Zeldhoron
Zeldhoron

Reputation: 69

GCC illegal instruction

When I compile this code:

#include <random>
#include <iostream>

int main(int argc, char** argv)
{
    std::random_device dev;
    std::mt19937 mt(dev());
    std::cout << mt() << std::endl;
    return 0;
}

And then try to run the resulting executable with gdb I get this error:

Program received signal SIGILL, Illegal instruction. std::(anonymous namespace)::__x86_rdrand () at /build/gcc/src/gcc/libstdc++-v3/src/c++11/random.cc:69 69 /build/gcc/src/gcc/libstdc++-v3/src/c++11/random.cc: No such file or directory.
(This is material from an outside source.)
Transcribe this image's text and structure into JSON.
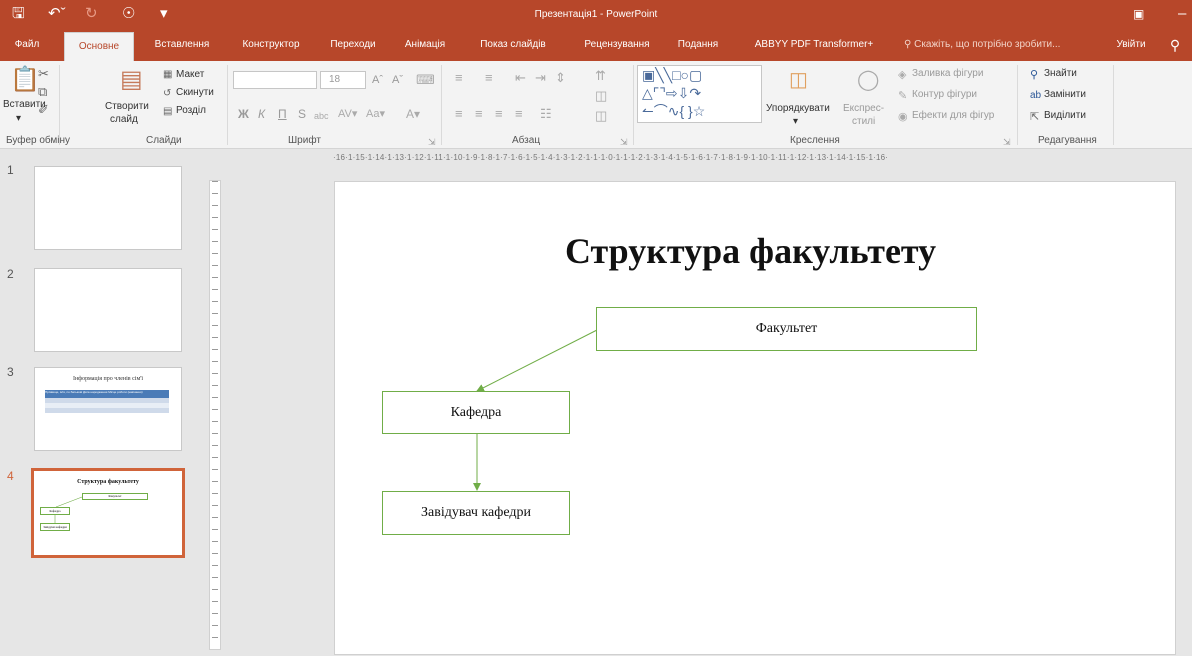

I use arch linux with a Intel Core 2 Duo CPU T8100. How do I fix this?

Upvotes: 2

Views: 3695

Answers (1)

Peter
Peter

Reputation: 14937

The error message is "Illegal instruction", and the only hint you get is __x86_rdrand(). Googling rdrand leads to the RDRAND instruction, which appears to have been added for Ivy Bridge Processors, which your Core 2 Duo most certainly is not. (It's a Penryn on this chart: https://en.wikipedia.org/wiki/Template:Intel_processor_roadmap)

OK, so your CPU doesn't have RDRAND. That means the compiler must have the wrong information about what it's target is. With GCC, the flag to adjust is -march. In your case, -march=core2 should do it. It should also be ok to say -march=native, which will target exactly what you're compiling on.